Déménagement pour fréquenter l’école secondaire

À 14 ans, Shannen Koostachin déménage à 600 km de sa communauté pour se rendre à New Liskeard, en Ontario. Elle y rejoint sa sœur aînée, Serena, afin de pouvoir fréquenter l’école secondaire. Elles vivent alors avec Charlie Angus, le député du Nouveau Parti démocratique pour Timmins-Baie James, pendant un an. L’homme écrit plus tard un livre sur l’histoire de l’éducation des Autochtones et la campagne de la jeune fille, intitulé Children of the Broken Treaty: Canada’s Lost Promise and One Girl’s Dream (2015).


Décès

Shannen Koostachin perd la vie en 2010, peu avant son 16e anniversaire, lorsque la fourgonnette dans laquelle elle est passagère entre en collision avec un camion de transport sur l’autoroute 11, près de Temagami, au sud de New Liskeard. L’accident cause également la mort de la conductrice de la fourgonnette, Rose Thornton, âgée de 56 ans. Deux adolescents subissent également des blessures non mortelles.


Le Rêve de Shannen

La campagne de Shannen Koostachin pour améliorer l’éducation offerte aux Autochtones partout au pays existe encore aujourd’hui sous le nom du Rêve de Shannen, un mouvement lancé par des jeunes d’Attawapiskat en novembre 2010. Elle perdure grâce à la Société de soutien à l’enfance et à la famille des Premières Nations, un organisme de réseautage national sans but lucratif fondé en 1998 à Ottawa. La Société compte parmi ses objectifs la promotion d’une bonne éducation pour les enfants des Premières Nations. (Voir aussi Éducation des Autochtones.)

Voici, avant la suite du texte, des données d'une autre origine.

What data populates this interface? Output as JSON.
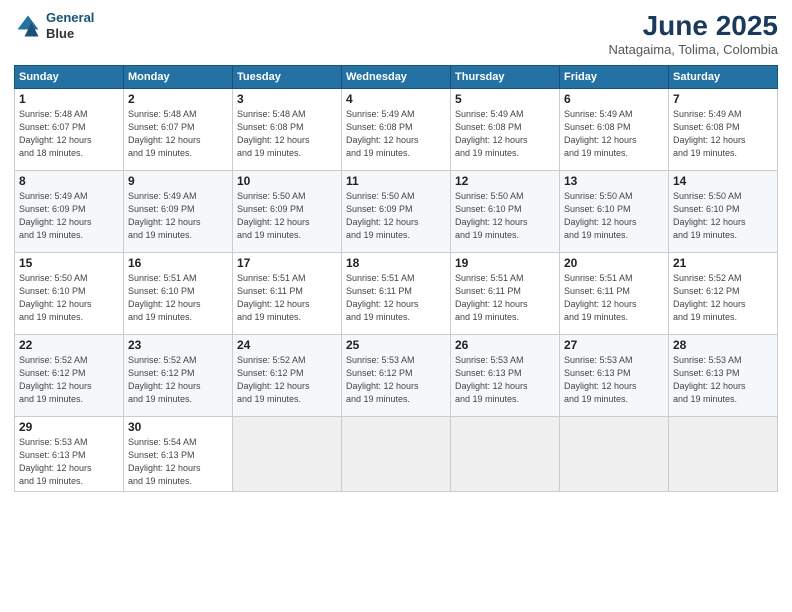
{
  "header": {
    "logo_line1": "General",
    "logo_line2": "Blue",
    "month_year": "June 2025",
    "location": "Natagaima, Tolima, Colombia"
  },
  "days_of_week": [
    "Sunday",
    "Monday",
    "Tuesday",
    "Wednesday",
    "Thursday",
    "Friday",
    "Saturday"
  ],
  "weeks": [
    [
      {
        "num": "1",
        "rise": "5:48 AM",
        "set": "6:07 PM",
        "daylight": "12 hours and 18 minutes."
      },
      {
        "num": "2",
        "rise": "5:48 AM",
        "set": "6:07 PM",
        "daylight": "12 hours and 19 minutes."
      },
      {
        "num": "3",
        "rise": "5:48 AM",
        "set": "6:08 PM",
        "daylight": "12 hours and 19 minutes."
      },
      {
        "num": "4",
        "rise": "5:49 AM",
        "set": "6:08 PM",
        "daylight": "12 hours and 19 minutes."
      },
      {
        "num": "5",
        "rise": "5:49 AM",
        "set": "6:08 PM",
        "daylight": "12 hours and 19 minutes."
      },
      {
        "num": "6",
        "rise": "5:49 AM",
        "set": "6:08 PM",
        "daylight": "12 hours and 19 minutes."
      },
      {
        "num": "7",
        "rise": "5:49 AM",
        "set": "6:08 PM",
        "daylight": "12 hours and 19 minutes."
      }
    ],
    [
      {
        "num": "8",
        "rise": "5:49 AM",
        "set": "6:09 PM",
        "daylight": "12 hours and 19 minutes."
      },
      {
        "num": "9",
        "rise": "5:49 AM",
        "set": "6:09 PM",
        "daylight": "12 hours and 19 minutes."
      },
      {
        "num": "10",
        "rise": "5:50 AM",
        "set": "6:09 PM",
        "daylight": "12 hours and 19 minutes."
      },
      {
        "num": "11",
        "rise": "5:50 AM",
        "set": "6:09 PM",
        "daylight": "12 hours and 19 minutes."
      },
      {
        "num": "12",
        "rise": "5:50 AM",
        "set": "6:10 PM",
        "daylight": "12 hours and 19 minutes."
      },
      {
        "num": "13",
        "rise": "5:50 AM",
        "set": "6:10 PM",
        "daylight": "12 hours and 19 minutes."
      },
      {
        "num": "14",
        "rise": "5:50 AM",
        "set": "6:10 PM",
        "daylight": "12 hours and 19 minutes."
      }
    ],
    [
      {
        "num": "15",
        "rise": "5:50 AM",
        "set": "6:10 PM",
        "daylight": "12 hours and 19 minutes."
      },
      {
        "num": "16",
        "rise": "5:51 AM",
        "set": "6:10 PM",
        "daylight": "12 hours and 19 minutes."
      },
      {
        "num": "17",
        "rise": "5:51 AM",
        "set": "6:11 PM",
        "daylight": "12 hours and 19 minutes."
      },
      {
        "num": "18",
        "rise": "5:51 AM",
        "set": "6:11 PM",
        "daylight": "12 hours and 19 minutes."
      },
      {
        "num": "19",
        "rise": "5:51 AM",
        "set": "6:11 PM",
        "daylight": "12 hours and 19 minutes."
      },
      {
        "num": "20",
        "rise": "5:51 AM",
        "set": "6:11 PM",
        "daylight": "12 hours and 19 minutes."
      },
      {
        "num": "21",
        "rise": "5:52 AM",
        "set": "6:12 PM",
        "daylight": "12 hours and 19 minutes."
      }
    ],
    [
      {
        "num": "22",
        "rise": "5:52 AM",
        "set": "6:12 PM",
        "daylight": "12 hours and 19 minutes."
      },
      {
        "num": "23",
        "rise": "5:52 AM",
        "set": "6:12 PM",
        "daylight": "12 hours and 19 minutes."
      },
      {
        "num": "24",
        "rise": "5:52 AM",
        "set": "6:12 PM",
        "daylight": "12 hours and 19 minutes."
      },
      {
        "num": "25",
        "rise": "5:53 AM",
        "set": "6:12 PM",
        "daylight": "12 hours and 19 minutes."
      },
      {
        "num": "26",
        "rise": "5:53 AM",
        "set": "6:13 PM",
        "daylight": "12 hours and 19 minutes."
      },
      {
        "num": "27",
        "rise": "5:53 AM",
        "set": "6:13 PM",
        "daylight": "12 hours and 19 minutes."
      },
      {
        "num": "28",
        "rise": "5:53 AM",
        "set": "6:13 PM",
        "daylight": "12 hours and 19 minutes."
      }
    ],
    [
      {
        "num": "29",
        "rise": "5:53 AM",
        "set": "6:13 PM",
        "daylight": "12 hours and 19 minutes."
      },
      {
        "num": "30",
        "rise": "5:54 AM",
        "set": "6:13 PM",
        "daylight": "12 hours and 19 minutes."
      },
      null,
      null,
      null,
      null,
      null
    ]
  ]
}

En février 2012, six jeunes des Premières Nations se présentent devant le Comité des droits de l’enfant des Nations Unies, à Genève, en Suisse, pour décrire, entre autres, les conditions dans les écoles des Premières Nations. Le même mois, la Chambre des communes adopte à l’unanimité une requête proposée par Charlie Angus visant à éliminer le déficit de financement par rapport aux élèves des Premières Nations et à leur offrir une éducation de qualité.

Shannen Koostachin laisse en héritage une nouvelle école à Attawapiskat, l’école primaire Kattawapiskak. L’école, dont la construction commence le 22 juin 2012 (le jour où elle aurait obtenu son diplôme), ouvre ses portes le 8 septembre 2014.

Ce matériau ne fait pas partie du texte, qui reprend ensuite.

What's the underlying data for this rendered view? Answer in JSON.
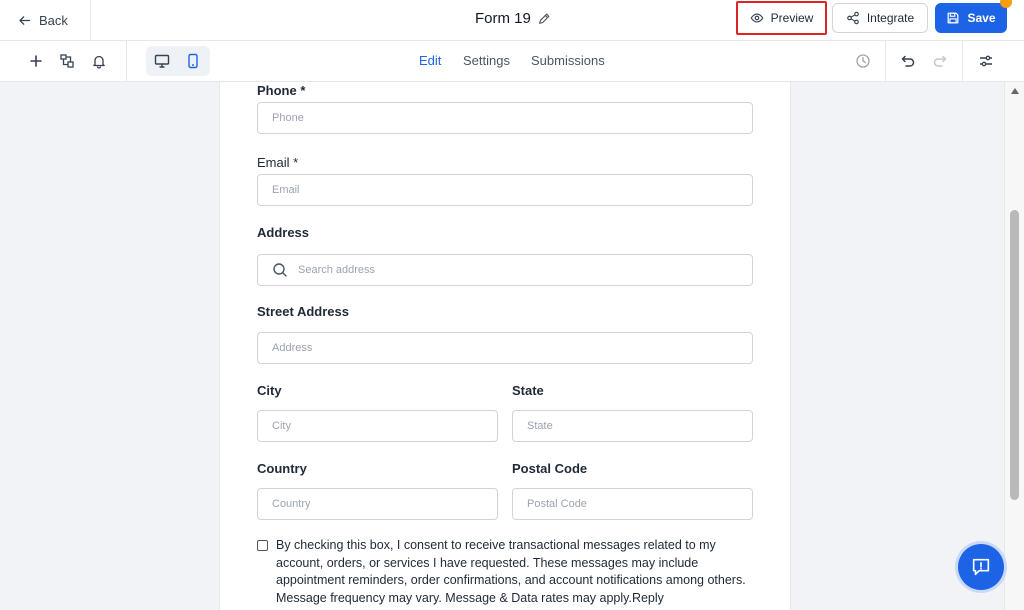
{
  "header": {
    "back_label": "Back",
    "form_title": "Form 19",
    "preview_label": "Preview",
    "integrate_label": "Integrate",
    "save_label": "Save"
  },
  "tabs": [
    {
      "label": "Edit",
      "active": true
    },
    {
      "label": "Settings",
      "active": false
    },
    {
      "label": "Submissions",
      "active": false
    }
  ],
  "form": {
    "phone": {
      "label": "Phone *",
      "placeholder": "Phone"
    },
    "email": {
      "label": "Email *",
      "placeholder": "Email"
    },
    "address": {
      "label": "Address",
      "placeholder": "Search address"
    },
    "street": {
      "label": "Street Address",
      "placeholder": "Address"
    },
    "city": {
      "label": "City",
      "placeholder": "City"
    },
    "state": {
      "label": "State",
      "placeholder": "State"
    },
    "country": {
      "label": "Country",
      "placeholder": "Country"
    },
    "postal": {
      "label": "Postal Code",
      "placeholder": "Postal Code"
    },
    "consent_text": "By checking this box, I consent to receive transactional messages related to my account, orders, or services I have requested. These messages may include appointment reminders, order confirmations, and account notifications among others. Message frequency may vary. Message & Data rates may apply.Reply"
  },
  "colors": {
    "accent": "#1d63e6",
    "highlight": "#dc2626",
    "notification": "#f59e0b"
  }
}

En 2013, l’Office national du film produit Hi-Ho Mistahey! («Je t’aime pour toujours» l’une des expressions préférées de la jeune femme), un long métrage documentaire racontant l’histoire du Rêve de Shannen. Un autre documentaire intitulé Shannen’s Dream (Le Rêve de Shannen) porte quant à lui sur les efforts et la campagne de l’adolescente pour améliorer l’éducation et les écoles dans les communautés autochtones.

Le saviez-vous?
Shannen Koostachin a été immortalisée par DC Comics, qui s’est inspiré d’elle pour créer une héroïne de la Ligue des Justiciers du nom d’Equinox. Celle-ci apparaît dans une histoire en cinq numéros de la série Justice League Canada en 2014.

Reconnaissance

L’activisme de Shannen Koostachin est reconnu de plusieurs manières aux échelles nationale et internationale. En 2008, elle reçoit une nomination pour le Prix international de la paix destiné aux enfants, décerné à un jeune ayant travaillé pour améliorer la vie des enfants partout dans le monde. En 2012, l’adolescente reçoit à titre posthume le Prix de la clause 12, remis par la Coalition canadienne pour les droits des enfants. (Voir aussi Droits de la personne.)

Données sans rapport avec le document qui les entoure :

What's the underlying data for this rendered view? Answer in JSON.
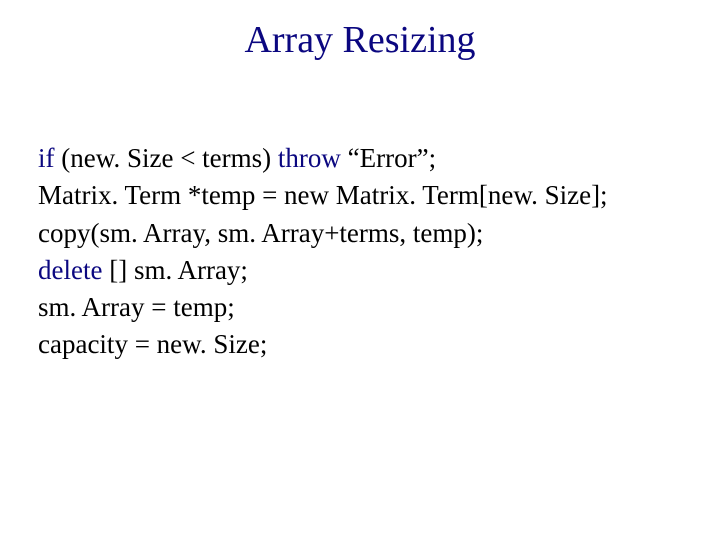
{
  "title": "Array Resizing",
  "code": {
    "l1": {
      "kw1": "if",
      "p1": " (new. Size < terms) ",
      "kw2": "throw",
      "p2": " “Error”;"
    },
    "l2": "Matrix. Term *temp = new Matrix. Term[new. Size];",
    "l3": "copy(sm. Array, sm. Array+terms, temp);",
    "l4": {
      "kw1": "delete",
      "p1": " [] sm. Array;"
    },
    "l5": "sm. Array = temp;",
    "l6": "capacity = new. Size;"
  }
}
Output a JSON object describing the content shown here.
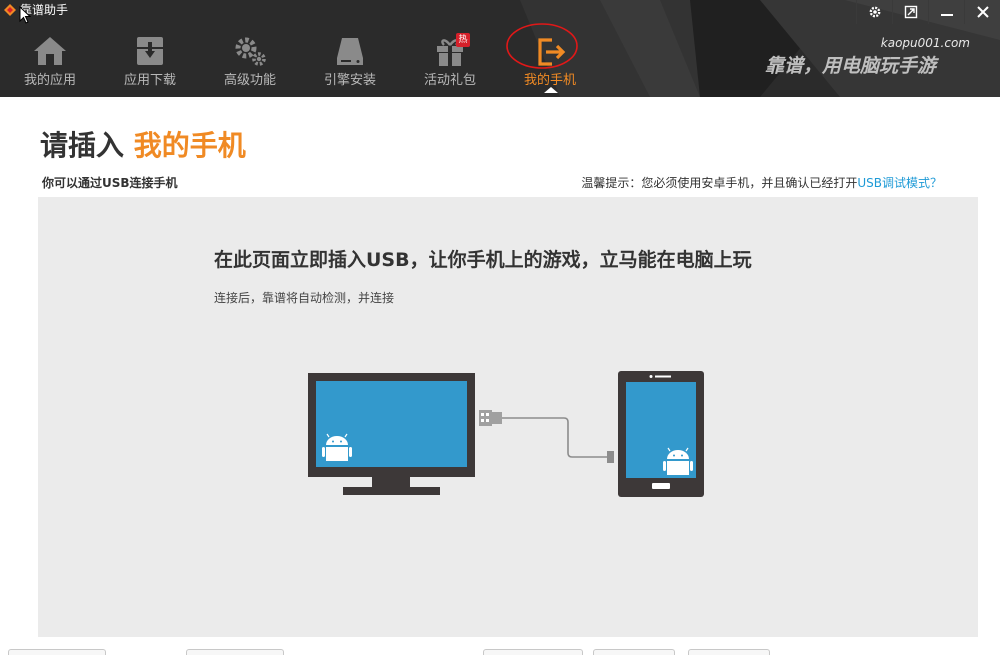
{
  "app": {
    "title": "靠谱助手"
  },
  "window_controls": [
    {
      "name": "settings-icon"
    },
    {
      "name": "restore-icon"
    },
    {
      "name": "minimize-icon"
    },
    {
      "name": "close-icon"
    }
  ],
  "nav": {
    "items": [
      {
        "label": "我的应用",
        "icon": "home-icon"
      },
      {
        "label": "应用下载",
        "icon": "download-icon"
      },
      {
        "label": "高级功能",
        "icon": "gears-icon"
      },
      {
        "label": "引擎安装",
        "icon": "disk-icon"
      },
      {
        "label": "活动礼包",
        "icon": "gift-icon",
        "badge": "热"
      },
      {
        "label": "我的手机",
        "icon": "phone-exit-icon",
        "active": true
      }
    ]
  },
  "brand": {
    "url": "kaopu001.com",
    "slogan": "靠谱，用电脑玩手游"
  },
  "main": {
    "title_prefix": "请插入",
    "title_highlight": "我的手机",
    "subtitle": "你可以通过USB连接手机",
    "tip_text": "温馨提示：您必须使用安卓手机，并且确认已经打开",
    "tip_link": "USB调试模式？",
    "panel_heading": "在此页面立即插入USB，让你手机上的游戏，立马能在电脑上玩",
    "panel_sub": "连接后，靠谱将自动检测，并连接"
  },
  "colors": {
    "topbar": "#2b2b2b",
    "accent": "#f08a24",
    "link": "#1e9ad6",
    "screen": "#3399cc",
    "device": "#3d3838",
    "android": "#ffffff",
    "hot": "#d6202a"
  }
}
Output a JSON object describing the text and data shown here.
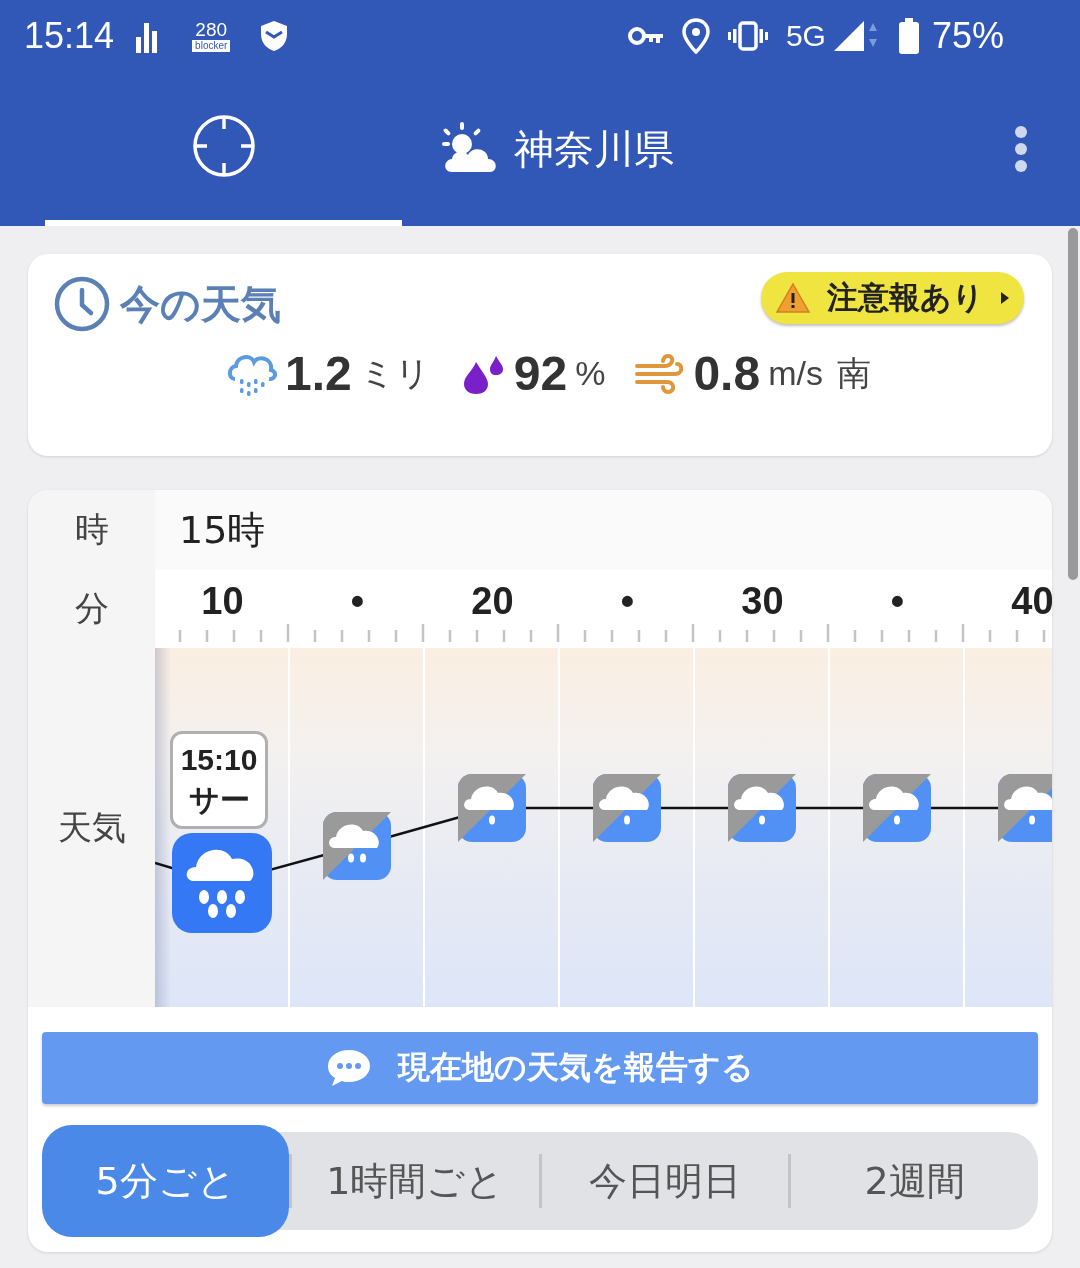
{
  "status_bar": {
    "time": "15:14",
    "blocker_count": "280",
    "blocker_label": "blocker",
    "network": "5G",
    "battery": "75%"
  },
  "header": {
    "tabs": [
      {
        "kind": "location",
        "selected": true
      },
      {
        "kind": "place",
        "label": "神奈川県",
        "selected": false
      }
    ]
  },
  "current": {
    "title": "今の天気",
    "alert": "注意報あり",
    "precipitation": {
      "value": "1.2",
      "unit": "ミリ"
    },
    "humidity": {
      "value": "92",
      "unit": "%"
    },
    "wind": {
      "value": "0.8",
      "unit": "m/s",
      "direction": "南"
    }
  },
  "timeline": {
    "hour_label": "時",
    "hour": "15時",
    "minute_label": "分",
    "weather_label": "天気",
    "minutes": [
      "10",
      "•",
      "20",
      "•",
      "30",
      "•",
      "40"
    ],
    "slots": [
      {
        "kind": "heavy-rain",
        "selected": true,
        "time": "15:10",
        "sound": "サー"
      },
      {
        "kind": "rain",
        "selected": false
      },
      {
        "kind": "light-rain",
        "selected": false
      },
      {
        "kind": "light-rain",
        "selected": false
      },
      {
        "kind": "light-rain",
        "selected": false
      },
      {
        "kind": "light-rain",
        "selected": false
      },
      {
        "kind": "light-rain",
        "selected": false
      }
    ]
  },
  "report_button": "現在地の天気を報告する",
  "range_tabs": [
    {
      "label": "5分ごと",
      "selected": true
    },
    {
      "label": "1時間ごと",
      "selected": false
    },
    {
      "label": "今日明日",
      "selected": false
    },
    {
      "label": "2週間",
      "selected": false
    }
  ]
}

Une statue de bronze de 1,4 mètre à l’effigie de Shannen Koostachin, créée par l’artiste de Sudbury Tyler Fauvelle, est dévoilée à New Liskeard en 2015. Reposant sur un socle de granite, elle la représente en train de danser et portant des ornementations autochtones de pow-wow. Des symboles de son héritage cri y figurent également. Des bancs en forme de papillon sont installés tout près. Un documentaire réalisé en 2017, Butterfly Monument: A Tribute to Shannen Koostachin (Monument papillon : hommage à Shannen Koostachin), raconte la création de la statue. La même année, la jeune femme obtient une place parmi les 150 Canadiens les plus influents, sélectionnés dans le cadre du 150e anniversaire du Canada. En 2019, une nouvelle école à Hamilton, en Ontario, est nommée en son honneur : l’école primaire Shannen Koostachin.